De acordo com ativistas coreanos, todos os dias duas mulheres ou meninas se tornam escravas sexuais na Coreia do Sul, e mais de 10 mil homens acessam diáriamente o seu conteúdo compartilhado.
Segundo vários relatos, Cho foi voluntário em um orfanato em Incheon nos fins de semana de outubro de 2017 até muito recentemente. Ele chegou a aparecer em um artigo publicado em uma mídia online em novembro passado. O período de sua atividade voluntária coincide com o período pelo qual é acusado de exploração e agressão sexual das vítimas e à distribuição de vídeos no Telegram. A polícia suspeita que ele começou a operar as salas de bate-papo do Telegram no final de 2018 e continuou até sua prisão.
Cho se formou em comunicação e informação em uma faculdade em Incheon em 2018, escreveu artigos e colunas para o jornal da escola e eventualmente se tornou editor-chefe.

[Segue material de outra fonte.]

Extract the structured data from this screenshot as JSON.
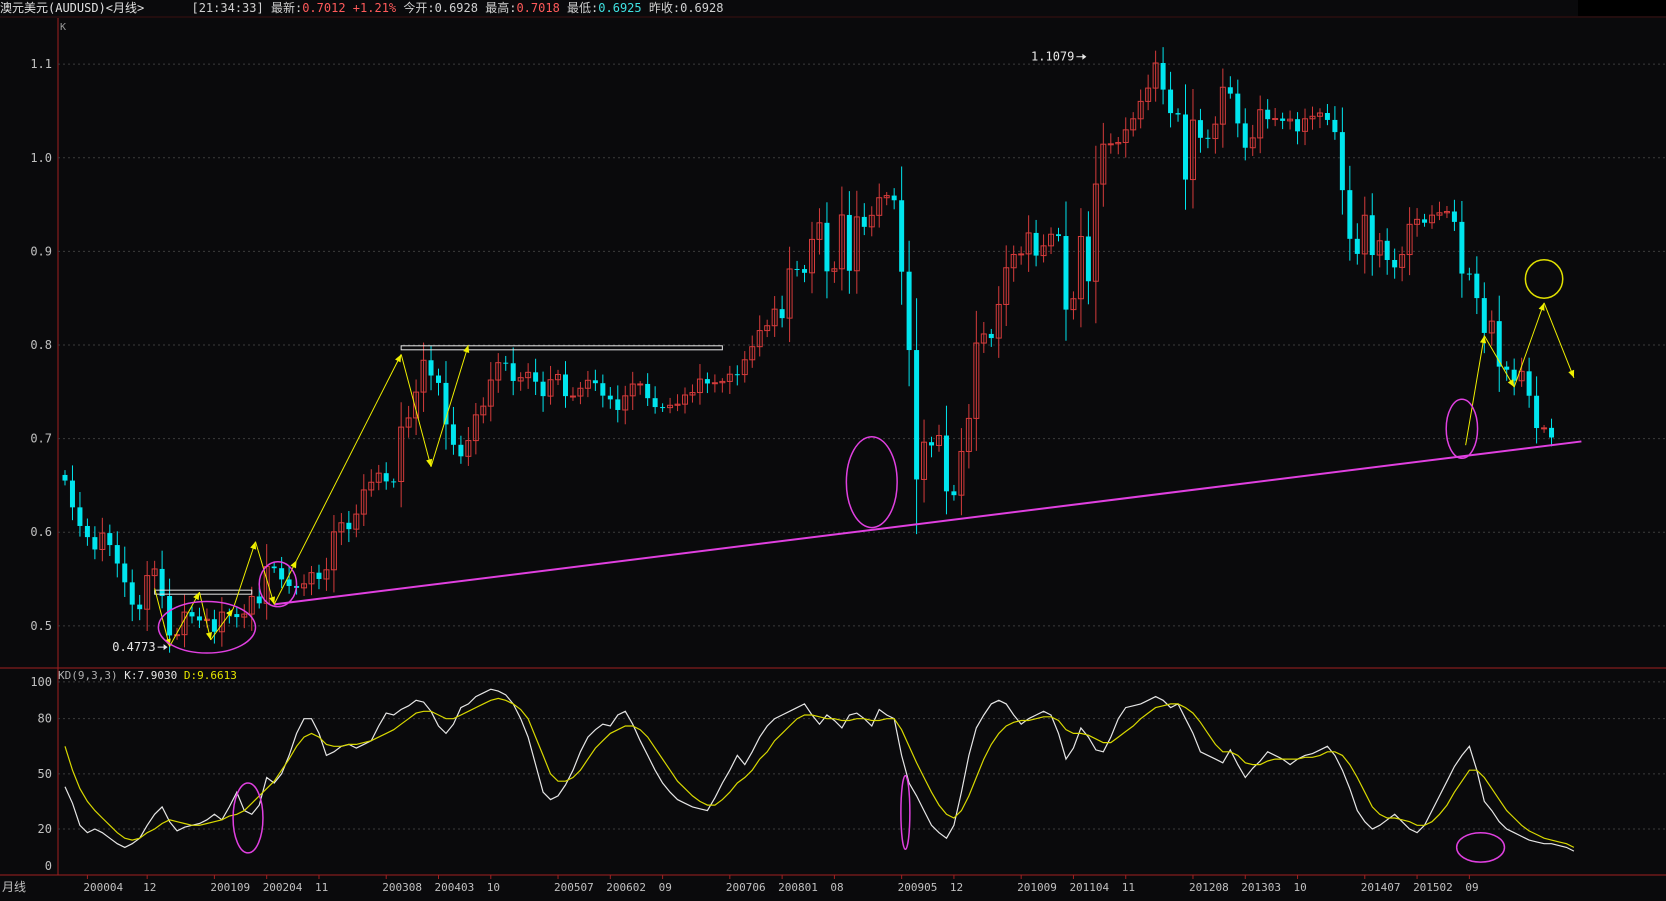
{
  "header": {
    "symbol": "澳元美元(AUDUSD)<月线>",
    "time": "[21:34:33]",
    "latest_label": "最新:",
    "latest_value": "0.7012",
    "change": "+1.21%",
    "open_label": "今开:",
    "open_value": "0.6928",
    "high_label": "最高:",
    "high_value": "0.7018",
    "low_label": "最低:",
    "low_value": "0.6925",
    "prev_label": "昨收:",
    "prev_value": "0.6928"
  },
  "kd": {
    "name": "KD(9,3,3)",
    "k_label": "K:7.9030",
    "d_label": "D:9.6613"
  },
  "chart_data": [
    {
      "type": "candlestick",
      "corner_label": "K",
      "ylim": [
        0.455,
        1.145
      ],
      "yticks": [
        0.5,
        0.6,
        0.7,
        0.8,
        0.9,
        1.0,
        1.1
      ],
      "ytick_labels": [
        "0.5",
        "0.6",
        "0.7",
        "0.8",
        "0.9",
        "1.0",
        "1.1"
      ],
      "grid": true,
      "annotations": [
        {
          "text": "1.1079",
          "x": 137,
          "y": 1.1079
        },
        {
          "text": "0.4773",
          "x": 14,
          "y": 0.4773
        }
      ],
      "up_color": "#d43b3b",
      "down_color": "#00e5ee",
      "candles_period": "monthly, 2000-01 to 2015-12",
      "closes": [
        0.6552,
        0.6266,
        0.6067,
        0.5948,
        0.5816,
        0.5991,
        0.5863,
        0.5666,
        0.5465,
        0.5227,
        0.5178,
        0.5537,
        0.5608,
        0.5319,
        0.4898,
        0.4906,
        0.5147,
        0.5101,
        0.5058,
        0.5071,
        0.4937,
        0.5147,
        0.5126,
        0.5094,
        0.5126,
        0.5314,
        0.5241,
        0.5634,
        0.5616,
        0.5496,
        0.5426,
        0.5406,
        0.5449,
        0.5568,
        0.5501,
        0.5599,
        0.6004,
        0.6101,
        0.6033,
        0.6194,
        0.6452,
        0.6534,
        0.6631,
        0.6543,
        0.6542,
        0.7123,
        0.7221,
        0.7497,
        0.7837,
        0.7674,
        0.7595,
        0.7152,
        0.6934,
        0.6811,
        0.6979,
        0.7254,
        0.7347,
        0.7626,
        0.7811,
        0.7805,
        0.7616,
        0.7651,
        0.7708,
        0.7608,
        0.7454,
        0.7629,
        0.7685,
        0.7454,
        0.7455,
        0.7538,
        0.7623,
        0.7592,
        0.7459,
        0.7419,
        0.7306,
        0.7457,
        0.7583,
        0.7584,
        0.7432,
        0.7337,
        0.7331,
        0.7356,
        0.7368,
        0.7466,
        0.7492,
        0.7636,
        0.7589,
        0.7597,
        0.7611,
        0.7688,
        0.7684,
        0.7842,
        0.7982,
        0.8154,
        0.8206,
        0.8383,
        0.8287,
        0.8812,
        0.8811,
        0.8771,
        0.9128,
        0.9305,
        0.8787,
        0.8814,
        0.9389,
        0.8793,
        0.9368,
        0.9262,
        0.9385,
        0.9573,
        0.9596,
        0.9546,
        0.8783,
        0.7946,
        0.6564,
        0.6962,
        0.6927,
        0.7033,
        0.6437,
        0.6396,
        0.6863,
        0.7216,
        0.8021,
        0.8118,
        0.8074,
        0.8433,
        0.8825,
        0.8967,
        0.8973,
        0.9197,
        0.8955,
        0.9059,
        0.9183,
        0.9164,
        0.8378,
        0.8494,
        0.9159,
        0.8681,
        0.9719,
        1.0145,
        1.0149,
        1.0163,
        1.0298,
        1.0416,
        1.0602,
        1.0744,
        1.1012,
        1.0728,
        1.0477,
        1.0462,
        0.9767,
        1.0402,
        1.0213,
        1.0205,
        1.0359,
        1.0753,
        1.0685,
        1.0367,
        1.0107,
        1.0212,
        1.0513,
        1.0412,
        1.0419,
        1.0394,
        1.0412,
        1.0282,
        1.0416,
        1.0443,
        1.0478,
        1.0404,
        1.0274,
        0.9654,
        0.9134,
        0.8973,
        0.9386,
        0.8961,
        0.9113,
        0.8908,
        0.8829,
        0.8966,
        0.9289,
        0.9342,
        0.9306,
        0.9387,
        0.9412,
        0.9426,
        0.9315,
        0.8763,
        0.8762,
        0.8501,
        0.8129,
        0.8255,
        0.7769,
        0.7736,
        0.7618,
        0.7719,
        0.7458,
        0.7113,
        0.7115,
        0.7012
      ]
    },
    {
      "type": "line",
      "title": "KD(9,3,3)",
      "ylim": [
        -5,
        107
      ],
      "yticks": [
        0,
        20,
        50,
        80,
        100
      ],
      "ytick_labels": [
        "0",
        "20",
        "50",
        "80",
        "100"
      ],
      "series": [
        {
          "name": "K",
          "color": "#e6e6e6",
          "values": [
            43,
            34,
            22,
            18,
            20,
            18,
            15,
            12,
            10,
            12,
            15,
            22,
            28,
            32,
            24,
            19,
            21,
            22,
            23,
            25,
            28,
            25,
            32,
            40,
            30,
            28,
            33,
            48,
            45,
            50,
            60,
            72,
            80,
            80,
            72,
            60,
            62,
            65,
            66,
            64,
            66,
            68,
            76,
            83,
            82,
            85,
            87,
            90,
            89,
            84,
            76,
            72,
            77,
            86,
            88,
            92,
            94,
            96,
            95,
            93,
            88,
            80,
            70,
            55,
            40,
            36,
            38,
            44,
            52,
            62,
            70,
            74,
            77,
            76,
            82,
            84,
            77,
            68,
            60,
            52,
            45,
            40,
            36,
            34,
            32,
            31,
            30,
            37,
            45,
            52,
            60,
            55,
            62,
            70,
            76,
            80,
            82,
            84,
            86,
            88,
            82,
            77,
            82,
            79,
            75,
            82,
            83,
            80,
            76,
            85,
            82,
            80,
            60,
            45,
            38,
            30,
            22,
            18,
            15,
            22,
            40,
            60,
            75,
            82,
            88,
            90,
            88,
            82,
            77,
            80,
            82,
            84,
            82,
            72,
            58,
            64,
            75,
            70,
            63,
            62,
            70,
            80,
            86,
            87,
            88,
            90,
            92,
            90,
            86,
            88,
            80,
            72,
            62,
            60,
            58,
            56,
            63,
            55,
            48,
            53,
            57,
            62,
            60,
            58,
            55,
            58,
            60,
            61,
            63,
            65,
            60,
            52,
            42,
            30,
            24,
            20,
            22,
            25,
            28,
            24,
            20,
            18,
            22,
            30,
            38,
            46,
            54,
            60,
            65,
            52,
            35,
            30,
            24,
            20,
            18,
            16,
            14,
            13,
            12,
            12,
            11,
            10,
            8
          ]
        },
        {
          "name": "D",
          "color": "#d8d800",
          "values": [
            65,
            52,
            42,
            35,
            30,
            26,
            22,
            18,
            15,
            14,
            15,
            18,
            20,
            23,
            25,
            24,
            23,
            22,
            22,
            23,
            24,
            25,
            27,
            28,
            30,
            34,
            38,
            42,
            46,
            52,
            58,
            65,
            70,
            72,
            70,
            66,
            65,
            65,
            66,
            66,
            67,
            68,
            70,
            72,
            74,
            77,
            80,
            83,
            84,
            84,
            82,
            80,
            80,
            82,
            84,
            86,
            88,
            90,
            91,
            90,
            88,
            85,
            80,
            70,
            60,
            50,
            46,
            46,
            48,
            52,
            58,
            64,
            68,
            72,
            74,
            76,
            76,
            74,
            70,
            64,
            58,
            52,
            46,
            42,
            38,
            35,
            33,
            33,
            36,
            40,
            45,
            48,
            52,
            58,
            62,
            68,
            72,
            76,
            80,
            82,
            82,
            81,
            80,
            80,
            79,
            79,
            80,
            80,
            79,
            79,
            80,
            80,
            74,
            65,
            56,
            48,
            40,
            33,
            28,
            26,
            30,
            38,
            48,
            58,
            66,
            72,
            76,
            78,
            79,
            79,
            80,
            81,
            81,
            79,
            74,
            72,
            72,
            71,
            69,
            67,
            67,
            70,
            73,
            76,
            80,
            83,
            86,
            87,
            88,
            88,
            86,
            83,
            78,
            72,
            66,
            62,
            62,
            60,
            56,
            55,
            55,
            57,
            58,
            58,
            58,
            58,
            59,
            59,
            60,
            62,
            62,
            60,
            55,
            48,
            40,
            32,
            28,
            26,
            26,
            25,
            24,
            22,
            22,
            24,
            28,
            33,
            40,
            46,
            52,
            52,
            48,
            42,
            36,
            30,
            26,
            22,
            19,
            17,
            15,
            14,
            13,
            12,
            10
          ]
        }
      ]
    }
  ],
  "x_axis": {
    "corner_label": "月线",
    "tick_labels": [
      "200004",
      "12",
      "200109",
      "200204",
      "11",
      "200308",
      "200403",
      "10",
      "200507",
      "200602",
      "09",
      "200706",
      "200801",
      "08",
      "200905",
      "12",
      "201009",
      "201104",
      "11",
      "201208",
      "201303",
      "10",
      "201407",
      "201502",
      "09"
    ],
    "tick_months": [
      3,
      11,
      20,
      27,
      34,
      43,
      50,
      57,
      66,
      73,
      80,
      89,
      96,
      103,
      112,
      119,
      128,
      135,
      142,
      151,
      158,
      165,
      174,
      181,
      188
    ]
  },
  "trend_lines": [
    {
      "name": "support-line",
      "color": "#e040e0",
      "from": [
        28,
        0.523
      ],
      "to": [
        203,
        0.697
      ]
    }
  ],
  "resistance_lines": [
    {
      "name": "resistance-2001",
      "color": "#e8e8e8",
      "from": [
        12,
        0.536
      ],
      "to": [
        25,
        0.536
      ]
    },
    {
      "name": "resistance-2003",
      "color": "#e8e8e8",
      "from": [
        45,
        0.797
      ],
      "to": [
        88,
        0.797
      ]
    }
  ],
  "yellow_paths": [
    [
      [
        12,
        0.54
      ],
      [
        14,
        0.478
      ],
      [
        18,
        0.536
      ],
      [
        19.5,
        0.485
      ],
      [
        22.5,
        0.518
      ],
      [
        25.5,
        0.59
      ],
      [
        28,
        0.523
      ],
      [
        31,
        0.57
      ],
      [
        45,
        0.79
      ],
      [
        49,
        0.67
      ],
      [
        54,
        0.8
      ]
    ],
    [
      [
        187.5,
        0.693
      ],
      [
        190,
        0.81
      ],
      [
        194,
        0.755
      ],
      [
        198,
        0.845
      ],
      [
        202,
        0.765
      ]
    ]
  ],
  "ellipses": {
    "price": [
      {
        "cx": 19,
        "cy": 0.4985,
        "rx": 6.5,
        "ry": 0.0275,
        "color": "#e040e0"
      },
      {
        "cx": 28.5,
        "cy": 0.5445,
        "rx": 2.5,
        "ry": 0.024,
        "color": "#e040e0"
      },
      {
        "cx": 108,
        "cy": 0.6535,
        "rx": 3.4,
        "ry": 0.0485,
        "color": "#e040e0"
      },
      {
        "cx": 187,
        "cy": 0.7105,
        "rx": 2.1,
        "ry": 0.0315,
        "color": "#e040e0"
      },
      {
        "cx": 198,
        "cy": 0.8705,
        "rx": 2.5,
        "ry": 0.0205,
        "color": "#e0e000"
      }
    ],
    "kd": [
      {
        "cx": 24.5,
        "cy": 26,
        "rx": 2.0,
        "ry": 19,
        "color": "#e040e0"
      },
      {
        "cx": 112.5,
        "cy": 29,
        "rx": 0.6,
        "ry": 20,
        "color": "#e040e0"
      },
      {
        "cx": 189.5,
        "cy": 10,
        "rx": 3.2,
        "ry": 8,
        "color": "#e040e0"
      }
    ]
  }
}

Sua família deixou a casa onde morava, em Incheon, após a prisão de Cho. Talvez em uma tentativa de se afastar do caso e do culpado, e por medo de possíveis retaliações.
Atualmente existem duas petições em andamento para que a punição pelo crime seja equivalente a sua gravidade, sendo que a Coreia do Sul é conhecida pelas penas leves para crimes sexuais.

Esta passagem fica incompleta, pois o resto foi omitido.